Un controllo locale ha svelato una complessa filiera di contraffazione che muoveva calzature da Turchia e Germania verso punti vendita in Lombardia

Il 24/04/2026 un intervento dei militari della Guardia di Finanza di Milano ha avviato l’attenzione su una presunta filiera transnazionale di scarpe Nike false. L’operazione è partita da un controllo in un negozio di Cusano Milanino, dove alcune piccole imperfezioni nella struttura e nella grafica del logo hanno insospettito gli investigatori.
Da quel primo riscontro locale è nato un approfondimento coordinato dalla Procura della Repubblica di Milano, che ha coinvolto la Compagnia di Paderno Dugnano e partner istituzionali internazionali.
Le verifiche, estese ad altri esercizi commerciali nelle province di Milano e Monza Brianza, hanno confermato analogie ricorrenti nei prodotti in vendita e la presenza di un unico canale di approvvigionamento. Grazie al supporto operativo di Europol e Eurojust, le indagini hanno ricostruito una catena che partiva dalla produzione in Turchia, transitava attraverso un hub logistico in Germania e raggiungeva poi il mercato italiano. I riscontri hanno portato al sequestro di oltre 5.000 paia di calzature contraffatte tra i modelli considerati più esclusivi del marchio.
Ricostruzione della filiera e responsabilità
Le attività investigative hanno evidenziato come dietro la distribuzione delle calzature risultasse un’organizzazione strutturata: un unico fornitore riforniva diversi punti vendita, mentre un importatore tedesco sembrerebbe aver gestito la logistica per conto della rete. La produzione è stata ricondotta a due società con sede in Turchia, il cui amministratore è stato giudicato colpevole per frode aggravata dalla Corte Penale d’Assise di Bakirkoy. Il ruolo dell’importatore e di altri soggetti a valle della catena commerciale è ora al centro delle contestazioni, con ipotesi di reato che comprendono ricettazione e introduzione nello Stato di prodotti con segni falsi.

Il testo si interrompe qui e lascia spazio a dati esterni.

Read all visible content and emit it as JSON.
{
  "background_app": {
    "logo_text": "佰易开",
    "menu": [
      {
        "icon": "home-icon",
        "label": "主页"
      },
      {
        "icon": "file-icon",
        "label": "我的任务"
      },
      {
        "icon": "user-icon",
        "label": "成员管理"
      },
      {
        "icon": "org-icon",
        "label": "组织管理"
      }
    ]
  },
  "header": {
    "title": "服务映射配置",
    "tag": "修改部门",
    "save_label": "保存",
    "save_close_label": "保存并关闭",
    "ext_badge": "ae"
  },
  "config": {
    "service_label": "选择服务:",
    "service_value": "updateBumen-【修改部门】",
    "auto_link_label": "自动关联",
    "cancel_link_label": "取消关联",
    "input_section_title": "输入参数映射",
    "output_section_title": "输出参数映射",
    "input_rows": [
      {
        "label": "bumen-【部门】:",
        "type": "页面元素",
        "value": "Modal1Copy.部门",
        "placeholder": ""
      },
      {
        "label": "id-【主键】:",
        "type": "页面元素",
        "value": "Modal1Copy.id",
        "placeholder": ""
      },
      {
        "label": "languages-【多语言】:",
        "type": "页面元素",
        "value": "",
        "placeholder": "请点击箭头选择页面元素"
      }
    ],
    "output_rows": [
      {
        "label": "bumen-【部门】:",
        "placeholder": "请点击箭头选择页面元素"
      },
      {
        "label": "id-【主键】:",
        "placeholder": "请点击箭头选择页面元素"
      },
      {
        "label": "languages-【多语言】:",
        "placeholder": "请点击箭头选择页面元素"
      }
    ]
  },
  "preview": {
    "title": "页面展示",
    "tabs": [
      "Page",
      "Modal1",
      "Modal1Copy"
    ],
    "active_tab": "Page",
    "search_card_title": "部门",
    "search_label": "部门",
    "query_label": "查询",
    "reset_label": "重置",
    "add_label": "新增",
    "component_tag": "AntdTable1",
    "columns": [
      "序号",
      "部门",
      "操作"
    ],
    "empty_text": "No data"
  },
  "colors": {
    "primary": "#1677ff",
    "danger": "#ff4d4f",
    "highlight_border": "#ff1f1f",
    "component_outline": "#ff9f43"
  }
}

Collaborazione internazionale
Il riscontro in più Paesi ha reso imprescindibile il coordinamento internazionale: l’azione congiunta con Europol e Eurojust ha permesso di individuare l’hub logistico in Germania e di tracciare i movimenti delle spedizioni. Questa sinergia investigativa sottolinea come la lotta alla contraffazione non sia solamente un’operazione di polizia locale, ma un’attività che richiede scambio di informazioni, assistenza giudiziaria e coordinamento operativo tra autorità dei vari Stati coinvolti.
Caratteristiche delle calzature sequestrate
Le oltre 5.000 paia sequestrate erano modelli tra i più richiesti del marchio e presentavano un livello di imitazione talmente elevato da rendere difficile la distinzione per il consumatore medio. Le difformità individuate dagli esperti riguardavano dettagli nella grafica del marchio e nella struttura costruttiva, elementi che però non compromettevano l’aspetto generale del prodotto. Il fenomeno è aggravato dal fatto che il prezzo al dettaglio praticato risultava «coerente» con il listino ufficiale, favorendo così l’inganno e la diffusione di articoli apparentemente autentici.
Qualità, prezzo e inganno
La combinazione di un alto livello di contraffazione e di un prezzo d’acquisto allineato al mercato ha creato un contesto favorevole alla rapida circolazione delle calzature. Per il consumatore non professionale, le differenze possono essere impercettibili a prima vista, mentre per i rivenditori onesti l’immissione di merce falsa sul mercato rappresenta una concorrenza sleale che danneggia il commercio legale e l’immagine del marchio tutelato.
Conseguenze legali e tutela del consumatore
Nei giorni scorsi la Procura di Milano ha emesso l’avviso di conclusione delle indagini preliminari nei confronti del soggetto che ha importato e distribuito le calzature in Italia: le ipotesi di reato formulate comprendono la ricettazione e la introduzione nello Stato e commercio di prodotti con segni falsi. Parallelamente, il sequestro delle merci e gli accertamenti tecnici proseguono per consolidare il quadro probatorio. Sul piano della prevenzione, l’operazione evidenzia l’importanza di controlli stringenti, di una comunicazione trasparente verso i consumatori e di meccanismi più efficaci per tutelare il commercio leale.
Il caso, partito da un piccolo negozio di Cusano Milanino, dimostra come un singolo controllo possa rivelare dinamiche complesse che si estendono oltre i confini nazionali. L’azione coordinata fra autorità giudiziarie e forze di polizia europee resta uno strumento essenziale per contrastare i circuiti della contraffazione e proteggere sia i diritti dei marchi sia la sicurezza dei consumatori.